Case one: EXCEL file export function

For example, there is a file export function, because the exported file is relatively large, the export of the download finished a very long time, so in the case of not using the pipeline flow, will be designed in this way, the page click on the export, the background triggers the export task, and then the data in the database according to the export conditions query out to generate Excel files, and then upload the file to the cloud, and finally generate a link to download the file. The previous approach, as mentioned above, was to first write the file locally, then read it out of the local directory and upload it to the cloud. The following demonstrates a one-step approach to pipeline flow.

 1
 2
 3
 4
 5
 6
 7
 8
 9
10
11
12
13
14
15
16
17
18
19
20
21
  public static void main(String[] args) {

        try (PipedOutputStream out = new PipedOutputStream();
             PipedInputStream in = new PipedInputStream(out)) {
            new Thread(() -> {
                Listdatabase = new LinkedList<>();
                try {
                    // File generation
                    ExcelUtils.getInstance().exportObjects2Excel(database,out);
                } catch (IOException e) {
                    e.printStackTrace();
                }

            }).start();
            // cloud upload
            ossClient.putObject("test", "test.xlsx",in);

        } catch (IOException e) {
            e.printStackTrace();
        }
    }

Case 2: XML file data transfer This type of requirement is commonly used when interfacing with banks and financial institutions, requiring some xml format data to be uploaded to a specified ftp, or a directory in the cloud for data reconciliation.

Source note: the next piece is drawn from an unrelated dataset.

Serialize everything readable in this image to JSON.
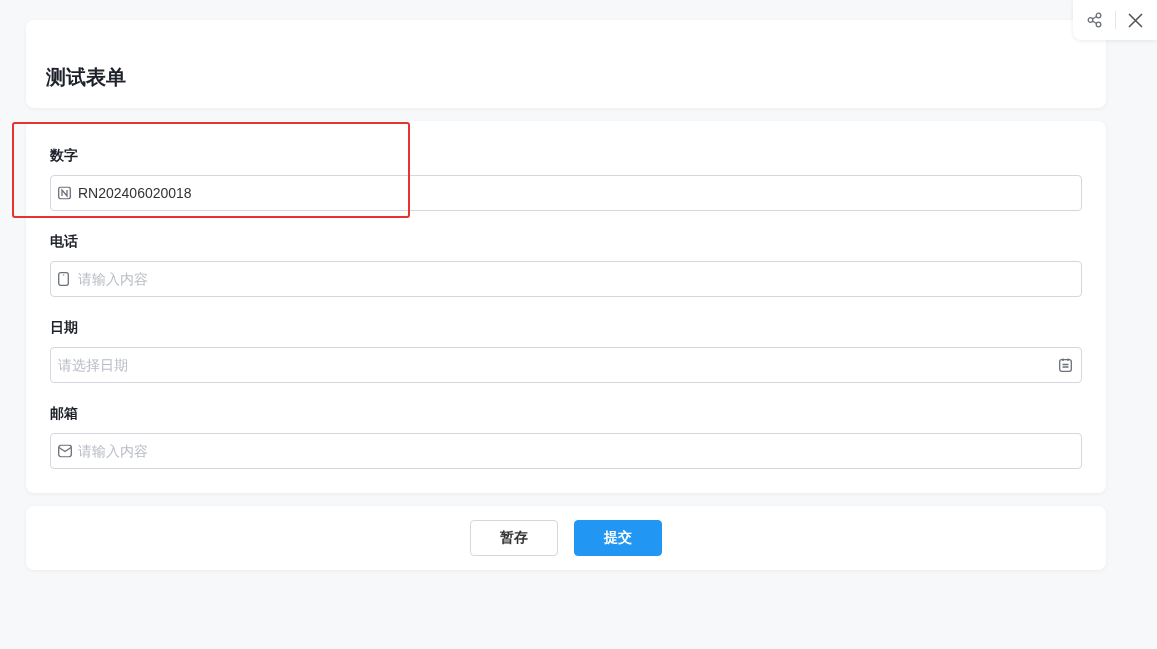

In fact, from the file upload scenario, and the above case is the same, in memory to generate the file, and then upload to the cloud, the pseudo code is as follows.

 1
 2
 3
 4
 5
 6
 7
 8
 9
10
11
12
13
14
15
16
17
18
19
20
21
22
    public static void main(String[] args) {

        try (PipedOutputStream out = new PipedOutputStream();
             PipedInputStream in = new PipedInputStream(out)) {
            new Thread(() -> {
                Listdatabase = new LinkedList<>();
                try(GZIPOutputStream gzipOut = new GZIPOutputStream(out)) {
                    Marshaller marshaller = JAXBContext.newInstance(Object.class).createMarshaller();
                    marshaller.setProperty(marshaller.JAXB_FORMATTED_OUTPUT, Boolean.TRUE);
                    marshaller.marshal(database,gzipOut);
                } catch (IOException | JAXBException e) {
                    e.printStackTrace();
                }

            }).start();
            // cloud upload
            ossClient.putObject("test", "test.xml.gz",in);

        } catch (IOException e) {
            e.printStackTrace();
        }
    }

Case 2 has an extra step of compressing the file, and the final uploaded file is a gzip archive with an xml file inside. This way you can greatly reduce the size of the file and increase the speed of the upload.

Conclusion

PipedInputStream and PipedOutputStream are designed to solve cross-thread byte data transfer. When you need to generate files in memory and upload them to the cloud, remember to use piped streams to improve efficiency and reduce CPU and IO overhead.